Tutto nell’hard disk
“Se sto dietro alle presenze? Certo che sì. A oggi (8 aprile) sono 257 in Serie A, 41 in Champions League, 22 in Europa League e 43 in Serie B, più tutte le altre internazionali, Coppa Italia eccetera. Penso di essere oltre le 700 partite arbitrate e guarda che tutte, proprio tutte, sin dalla prima quel giorno nel campo di sabbia lì a Chiampo, le ho sul computer. Prima usavo dei foglietti, trascrivevo i rilievi dell’osservatore, col computer poi li ho tutti archiviati, sono lì dentro. In classifica sono 4° per ora in A, davanti a me ci sono Jonni, Rocchi e Lo Bello, credo l’irraggiungibile, lui è a 330, forse se arrivo ad arbitrare sino a 50 anni...”.



La mano di Henry
“La VAR? Per come la vedo io, è un miglioramento, sono contento che ci sia, ho modo così di andare in campo con ancora maggiore sicurezza. Errori se ne fanno sempre e sempre se ne faranno, però con la Var si possono limitare gli errori più grandi e guarda che tutto è partito da quel gol di mano di Henry in Francia-Irlanda, c’era Trapattoni, è da lì arriva la VAR”.  

Premio, con dedica
“Per un arbitro ricevere questo premio ed essere giudicato da giocatori, allenatori e colleghi è la soddisfazione massima, posso solo ringraziare tutti quelli che mi hanno votato.
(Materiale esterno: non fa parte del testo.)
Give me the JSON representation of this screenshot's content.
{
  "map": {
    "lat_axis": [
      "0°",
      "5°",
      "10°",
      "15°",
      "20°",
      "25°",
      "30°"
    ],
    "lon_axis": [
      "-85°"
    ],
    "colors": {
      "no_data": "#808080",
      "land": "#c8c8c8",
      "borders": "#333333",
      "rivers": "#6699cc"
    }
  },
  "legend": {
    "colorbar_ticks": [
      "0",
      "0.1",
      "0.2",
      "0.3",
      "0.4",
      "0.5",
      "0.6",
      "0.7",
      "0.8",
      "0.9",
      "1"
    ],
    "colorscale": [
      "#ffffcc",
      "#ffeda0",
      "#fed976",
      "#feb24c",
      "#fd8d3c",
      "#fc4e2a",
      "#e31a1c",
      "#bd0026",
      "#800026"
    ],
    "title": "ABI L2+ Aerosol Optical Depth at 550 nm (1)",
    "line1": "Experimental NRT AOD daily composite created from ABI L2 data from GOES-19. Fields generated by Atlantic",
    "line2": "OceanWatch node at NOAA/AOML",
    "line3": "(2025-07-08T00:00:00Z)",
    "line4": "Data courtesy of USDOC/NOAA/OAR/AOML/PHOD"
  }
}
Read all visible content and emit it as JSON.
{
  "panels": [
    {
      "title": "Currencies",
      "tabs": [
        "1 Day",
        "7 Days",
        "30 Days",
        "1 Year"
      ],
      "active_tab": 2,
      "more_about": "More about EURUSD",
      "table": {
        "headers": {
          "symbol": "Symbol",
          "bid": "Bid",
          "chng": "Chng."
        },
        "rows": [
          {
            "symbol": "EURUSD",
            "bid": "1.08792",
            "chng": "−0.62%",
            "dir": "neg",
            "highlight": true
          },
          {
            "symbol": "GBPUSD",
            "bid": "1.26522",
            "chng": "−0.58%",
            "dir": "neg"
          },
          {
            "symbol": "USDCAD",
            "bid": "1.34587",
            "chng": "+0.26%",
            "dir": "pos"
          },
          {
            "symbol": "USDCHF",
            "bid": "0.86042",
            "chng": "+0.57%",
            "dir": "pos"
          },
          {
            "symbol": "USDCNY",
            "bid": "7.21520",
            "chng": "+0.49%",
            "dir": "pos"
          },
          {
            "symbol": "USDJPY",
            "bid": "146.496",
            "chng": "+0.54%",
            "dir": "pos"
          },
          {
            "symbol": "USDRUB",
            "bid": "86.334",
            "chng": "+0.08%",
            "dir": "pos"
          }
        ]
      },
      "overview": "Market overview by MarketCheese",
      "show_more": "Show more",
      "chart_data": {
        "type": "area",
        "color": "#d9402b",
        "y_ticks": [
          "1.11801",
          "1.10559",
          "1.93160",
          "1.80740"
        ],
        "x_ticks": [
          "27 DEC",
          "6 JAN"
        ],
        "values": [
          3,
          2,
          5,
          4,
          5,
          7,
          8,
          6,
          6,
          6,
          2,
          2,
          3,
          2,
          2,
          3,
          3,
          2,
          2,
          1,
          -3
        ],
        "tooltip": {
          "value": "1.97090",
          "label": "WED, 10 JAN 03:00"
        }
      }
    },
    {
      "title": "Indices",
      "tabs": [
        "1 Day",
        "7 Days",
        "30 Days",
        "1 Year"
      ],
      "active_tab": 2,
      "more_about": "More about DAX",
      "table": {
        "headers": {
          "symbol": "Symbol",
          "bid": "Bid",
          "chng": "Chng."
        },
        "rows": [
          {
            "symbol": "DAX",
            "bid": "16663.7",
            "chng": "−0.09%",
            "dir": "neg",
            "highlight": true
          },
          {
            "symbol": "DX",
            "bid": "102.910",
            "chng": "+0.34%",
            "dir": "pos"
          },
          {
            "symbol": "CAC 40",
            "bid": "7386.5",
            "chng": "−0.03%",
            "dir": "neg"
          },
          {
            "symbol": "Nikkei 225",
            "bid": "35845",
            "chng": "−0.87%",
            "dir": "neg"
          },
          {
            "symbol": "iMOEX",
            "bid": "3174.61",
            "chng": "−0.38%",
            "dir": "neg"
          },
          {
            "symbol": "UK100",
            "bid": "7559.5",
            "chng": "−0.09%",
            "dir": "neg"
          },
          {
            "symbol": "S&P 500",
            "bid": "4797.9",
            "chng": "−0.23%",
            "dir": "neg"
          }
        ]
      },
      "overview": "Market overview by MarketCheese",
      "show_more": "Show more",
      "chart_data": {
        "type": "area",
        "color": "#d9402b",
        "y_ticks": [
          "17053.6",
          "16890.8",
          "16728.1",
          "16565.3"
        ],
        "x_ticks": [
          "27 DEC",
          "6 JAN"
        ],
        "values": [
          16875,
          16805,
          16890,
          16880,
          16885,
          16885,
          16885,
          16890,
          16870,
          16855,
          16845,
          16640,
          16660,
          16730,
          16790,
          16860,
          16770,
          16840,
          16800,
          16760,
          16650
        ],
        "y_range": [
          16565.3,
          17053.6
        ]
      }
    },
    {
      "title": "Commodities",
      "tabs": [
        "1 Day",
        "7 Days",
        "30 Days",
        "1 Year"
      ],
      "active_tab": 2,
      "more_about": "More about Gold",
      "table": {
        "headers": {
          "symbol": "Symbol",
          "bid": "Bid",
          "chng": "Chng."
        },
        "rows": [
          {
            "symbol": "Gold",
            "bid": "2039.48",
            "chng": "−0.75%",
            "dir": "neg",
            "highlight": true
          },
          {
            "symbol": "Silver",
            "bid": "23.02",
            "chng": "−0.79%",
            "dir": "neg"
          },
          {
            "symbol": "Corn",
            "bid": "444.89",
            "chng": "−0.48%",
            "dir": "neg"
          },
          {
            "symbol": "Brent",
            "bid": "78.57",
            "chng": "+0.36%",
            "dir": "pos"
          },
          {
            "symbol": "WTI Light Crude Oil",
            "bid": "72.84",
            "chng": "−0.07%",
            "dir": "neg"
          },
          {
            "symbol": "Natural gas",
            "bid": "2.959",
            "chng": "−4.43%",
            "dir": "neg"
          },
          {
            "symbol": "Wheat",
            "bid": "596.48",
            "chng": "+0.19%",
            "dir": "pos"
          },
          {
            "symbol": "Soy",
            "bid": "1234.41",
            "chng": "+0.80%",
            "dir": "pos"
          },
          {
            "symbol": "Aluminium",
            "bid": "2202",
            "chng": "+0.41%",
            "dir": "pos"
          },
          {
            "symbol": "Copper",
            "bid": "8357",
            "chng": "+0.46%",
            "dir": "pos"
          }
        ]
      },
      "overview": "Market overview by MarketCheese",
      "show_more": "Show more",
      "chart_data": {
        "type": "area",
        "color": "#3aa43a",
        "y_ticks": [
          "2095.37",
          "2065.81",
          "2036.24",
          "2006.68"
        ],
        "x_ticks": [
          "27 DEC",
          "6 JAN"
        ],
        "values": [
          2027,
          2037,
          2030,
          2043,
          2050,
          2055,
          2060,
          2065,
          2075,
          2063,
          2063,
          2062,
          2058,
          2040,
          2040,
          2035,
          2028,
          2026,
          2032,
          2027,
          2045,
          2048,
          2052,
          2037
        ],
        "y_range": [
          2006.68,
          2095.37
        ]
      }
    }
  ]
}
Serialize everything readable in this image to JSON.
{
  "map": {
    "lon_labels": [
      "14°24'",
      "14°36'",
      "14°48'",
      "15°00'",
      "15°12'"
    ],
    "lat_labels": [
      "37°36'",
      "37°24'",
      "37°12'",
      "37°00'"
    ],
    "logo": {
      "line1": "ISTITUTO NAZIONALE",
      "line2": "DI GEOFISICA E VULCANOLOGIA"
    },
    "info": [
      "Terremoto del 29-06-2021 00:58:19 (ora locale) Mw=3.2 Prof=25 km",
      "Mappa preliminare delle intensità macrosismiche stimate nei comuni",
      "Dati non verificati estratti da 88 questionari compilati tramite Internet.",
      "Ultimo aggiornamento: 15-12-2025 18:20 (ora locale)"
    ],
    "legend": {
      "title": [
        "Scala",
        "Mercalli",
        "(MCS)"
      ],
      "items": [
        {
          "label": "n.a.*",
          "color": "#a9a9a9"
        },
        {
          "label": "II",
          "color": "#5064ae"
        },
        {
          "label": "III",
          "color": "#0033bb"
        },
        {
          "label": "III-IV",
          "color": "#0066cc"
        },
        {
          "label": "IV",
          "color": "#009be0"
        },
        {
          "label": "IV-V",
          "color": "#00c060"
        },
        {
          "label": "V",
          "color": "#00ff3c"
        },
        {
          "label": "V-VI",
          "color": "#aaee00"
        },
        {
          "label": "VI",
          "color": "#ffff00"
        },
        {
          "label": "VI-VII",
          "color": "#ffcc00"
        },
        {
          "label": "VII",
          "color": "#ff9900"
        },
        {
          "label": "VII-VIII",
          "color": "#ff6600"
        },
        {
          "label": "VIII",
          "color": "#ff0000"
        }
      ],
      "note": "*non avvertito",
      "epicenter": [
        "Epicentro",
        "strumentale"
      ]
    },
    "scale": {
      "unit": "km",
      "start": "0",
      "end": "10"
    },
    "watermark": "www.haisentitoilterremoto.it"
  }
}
Cercherò, nonostante l’età visto che sono il più vecchio in organico, di dare sempre il massimo che mi viene richiesto e, se posso in parte, essere un consigliere per gli arbitri più giovani per la loro crescita. Dedico questo mio secondo premio alla mia famiglia perché, in tutto e per tutto, sono sempre al mio fianco e ancora oggi mi supportano: senza famiglia, per me, non s’arriva a niente”.



Classe 1975, vicentino di Recoaro, Daniele Orsato (sezione Aia di Schio) è entrato a far parte della Can C nel 2001 e dal 2006 della Can A-B. Internazionale dal 2012, fa parte da luglio 2015 della categoria Élite degli arbitri Uefa. Arbitro in attività col maggior numero di partite arbitrate in serie A, nel 2020 ha diretto la finale di Champions League tra Paris St. Germain e Bayern Monaco e sempre per l’annata 2020 è stato eletto miglior arbitro del mondo. Al Gran Galà del Calcio AIC per la stagione 2020/2021, si è aggiudicato il premio riservato agli arbitri (è il suo secondo consecutivo). Sposato, due figli, abbina l’attività arbitrale con quella di imprenditore artigiano (nel comparto elettrico).